O vento sopra enquanto as pandorgas singram os céus...

No final da tarde, da varanda de casa, contemplo o céu.

Simone de Beauvoir certa vez afirmou: “O inconsciente não tem idade”.

Penso nessa frase enquanto ergo o nariz para cima e tento sugar na brisa gelada os cheiros da natureza esparramados em volta da varanda.

Minhas vistas se embriagam, vejo várias pandorgas singrando entre as nuvens, movidas pelo vento, ao toque ligeiro e atento das mãos de crianças.

Um sorriso sem graça, a lembrança ruim: dias atrás, após uma inesperada crise de labirintite, o susto foi tão grande que pensei no fim de tudo. Dominado pela tontura, vi de perto o pior, imaginei repousar no lugar dos esquecidos, prendi as mãos nas paredes como antes prendia as mesmas mãos com firmeza entre a linha de algodão, segurando uma pandorga quase acima das nuvens.

Por momentos me deixei levar pelo medo de morrer amanhã, mas hoje já é amanhã e prossigo com a mesma disposição do menino gritando lá embaixo, feliz com o brinquedo preferido entre os dedos.

Um rufar de vento, o colorido preenche os meus olhos, o barulho inconfundível me invade: gostava da eufonia provocada pela rabiola de plásticos coloridos enquanto a linha de algodão era esticada, tal qual um gemido da vida ganhando forma num brinquedo que voava.

Os gritos das crianças lá embaixo é o mesmo de sempre.

Fecho os olhos, sinto a coceira nos pés e a ansiedade nas mãos, o passear atento rodeando a brincadeira, até que alguém me permitia apanhar a latinha envolta em linhas cheirando a cola e meu coração pulsava acelerado: agora, o brinquedo, como se estivesse vivo, preso a um tênue fio de algodão, dependia da firmeza da minha mão para sobreviver.

Era como se a vida pulsasse no céu.

No anseio daquele momento, muitas vezes os meus dedos sangravam, mas eu nem ligava, eu era criança, ah, eu era um menino soltando pandorga...

Quanto tempo ainda me resta para ficar na varanda de casa suspirando o tempo passado? O cheiro do ar é o mesmo, já eu, abismado, não enxergo os rumos do vento. Então risco na cabeça vãs filosofias: tal e qual o brinquedo colorido singrando no céu, nossa vida é segura por um fio: às vezes o cerol inimigo corta inesperadamente a linha de algodão e a impressão é de uma quilha rasgando a onda fina do rio; basta um sopro mais forte do vento para a pandorga se soltar, devagarzinho, bailando no ar, até sumir no infinito.

Imagino a linha de algodão entre os meus dedos e aperto, aperto, aperto...

Súbito, uma pandorga cai estraçalhada nos fundos do meu quintal.

Logo um bando de meninos virá atrás – penso e já não seguro os meus movimentos – num salto, chego antes deles.

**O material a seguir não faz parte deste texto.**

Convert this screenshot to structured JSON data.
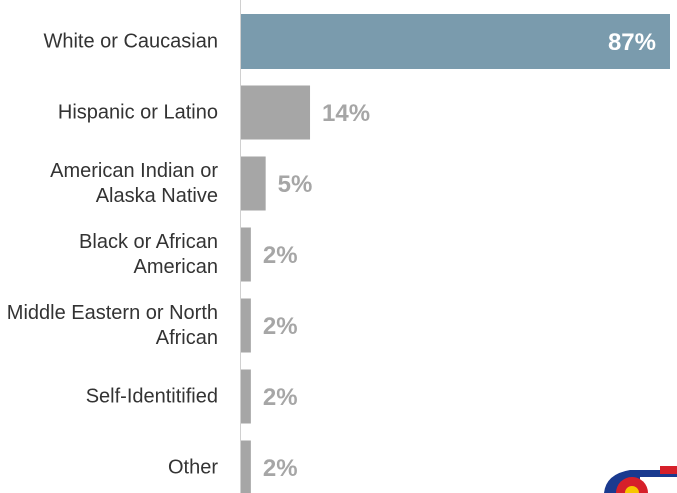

“O inconsciente não tem idade”, e sou dono do quintal...E no minuto seguinte, já estou com a belíssima vermelha nas mãos.

Alguns ajustes e ela voa novamente – penso, num sorriso -.

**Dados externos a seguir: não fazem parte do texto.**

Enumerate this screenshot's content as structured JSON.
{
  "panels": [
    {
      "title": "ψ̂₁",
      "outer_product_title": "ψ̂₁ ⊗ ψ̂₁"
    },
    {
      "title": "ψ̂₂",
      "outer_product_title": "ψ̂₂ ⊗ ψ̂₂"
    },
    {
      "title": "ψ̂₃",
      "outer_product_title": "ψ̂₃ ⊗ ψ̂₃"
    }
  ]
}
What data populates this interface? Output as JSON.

Chamei o meu filho para brincar comigo, a custos o tirei do computador: “O nome disso é pipa, pai!” ele disse, enquanto me observava agachar com dificuldades – um sorriso de menino no rosto – ajeitar as tiras do bambu e colar cuidadosamente o papel de seda, reclamando das vistas cansadas, com o dedo indicador pregando mais fundo os óculos no rosto.

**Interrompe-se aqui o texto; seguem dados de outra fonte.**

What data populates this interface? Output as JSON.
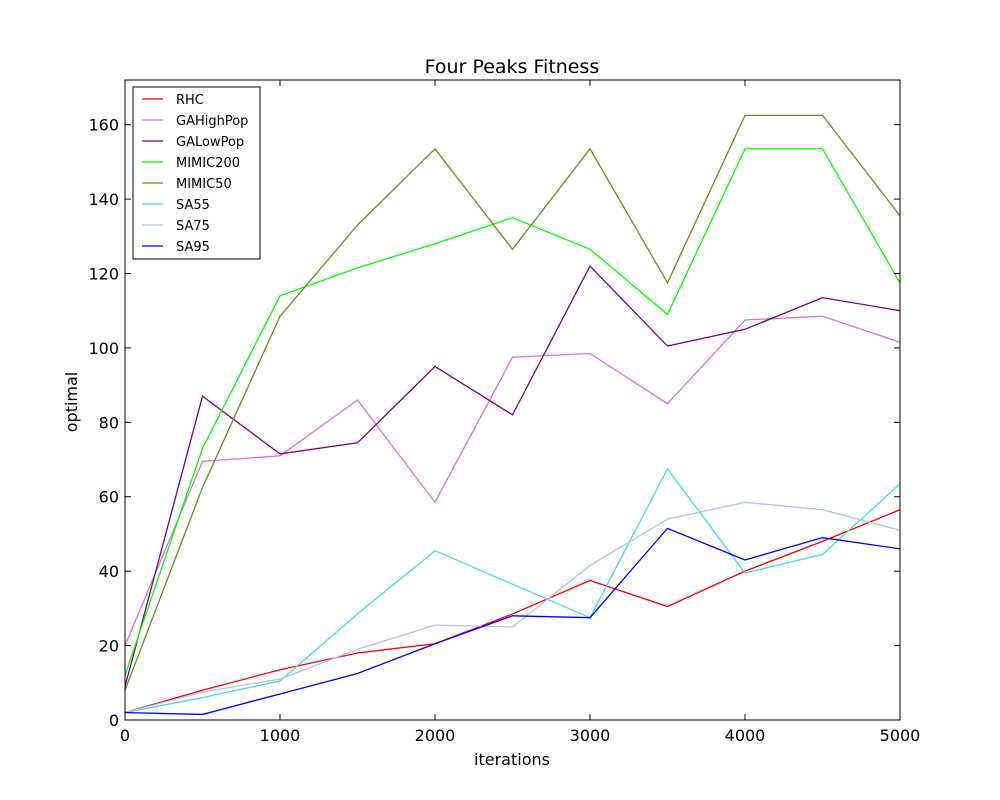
{
  "chart_data": {
    "type": "line",
    "title": "Four Peaks Fitness",
    "xlabel": "iterations",
    "ylabel": "optimal",
    "xlim": [
      0,
      5000
    ],
    "ylim": [
      0,
      172
    ],
    "xticks": [
      0,
      1000,
      2000,
      3000,
      4000,
      5000
    ],
    "yticks": [
      0,
      20,
      40,
      60,
      80,
      100,
      120,
      140,
      160
    ],
    "grid": false,
    "legend_position": "upper-left",
    "x": [
      0,
      500,
      1000,
      1500,
      2000,
      2500,
      3000,
      3500,
      4000,
      4500,
      5000
    ],
    "series": [
      {
        "name": "RHC",
        "color": "#ff0000",
        "values": [
          2,
          8,
          13.5,
          18,
          20.5,
          28.5,
          37.5,
          30.5,
          40,
          48,
          56.5
        ]
      },
      {
        "name": "GAHighPop",
        "color": "#da70d6",
        "values": [
          20,
          69.5,
          71,
          86,
          58.5,
          97.5,
          98.5,
          85,
          107.5,
          108.5,
          101.5
        ]
      },
      {
        "name": "GALowPop",
        "color": "#800080",
        "values": [
          9,
          87,
          71.5,
          74.5,
          95,
          82,
          122,
          100.5,
          105,
          113.5,
          110
        ]
      },
      {
        "name": "MIMIC200",
        "color": "#00ff00",
        "values": [
          12,
          73,
          114,
          121.5,
          128,
          135,
          126.5,
          109,
          153.5,
          153.5,
          117.5
        ]
      },
      {
        "name": "MIMIC50",
        "color": "#6b8e23",
        "values": [
          8,
          62.5,
          108.5,
          133,
          153.5,
          126.5,
          153.5,
          117.5,
          162.5,
          162.5,
          135.5
        ]
      },
      {
        "name": "SA55",
        "color": "#40e0d0",
        "values": [
          2,
          6,
          10.5,
          28.5,
          45.5,
          36.5,
          27.5,
          67.5,
          39.5,
          44.5,
          63.5
        ]
      },
      {
        "name": "SA75",
        "color": "#b0c4de",
        "values": [
          2,
          7.5,
          11,
          19,
          25.5,
          25,
          41.5,
          54,
          58.5,
          56.5,
          51
        ]
      },
      {
        "name": "SA95",
        "color": "#0000ff",
        "values": [
          2,
          1.5,
          7,
          12.5,
          20.5,
          28,
          27.5,
          51.5,
          43,
          49,
          46
        ]
      }
    ]
  }
}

Para mim sempre será pandorga, penso, mas nada digo, embora um brilho no rosto denuncie a minha euforia.

Meu filho sorri, dou linha, a rabiola finda o vazio do silêncio, no meu rosto há um sorriso de criança ao perceber que posso olhar para o céu e cheirar o vento sem sentir tontura.

Outras pandorgas singram os céus, e a minha também está lá, da cor vermelha intensa, da rabiola dançante e mais barulhenta entre todas.

É assim porque somente eu posso ouvi-la.

E o vento cobre o meu corpo, suspiro, sorrio vendo a vida se abrir acima do meu rosto, e eu seguro firme a linha entre os dedos enquanto busco no ar aquele cheiro bom de antes, aquele mesmo que ainda vagueia no céu da minha varanda.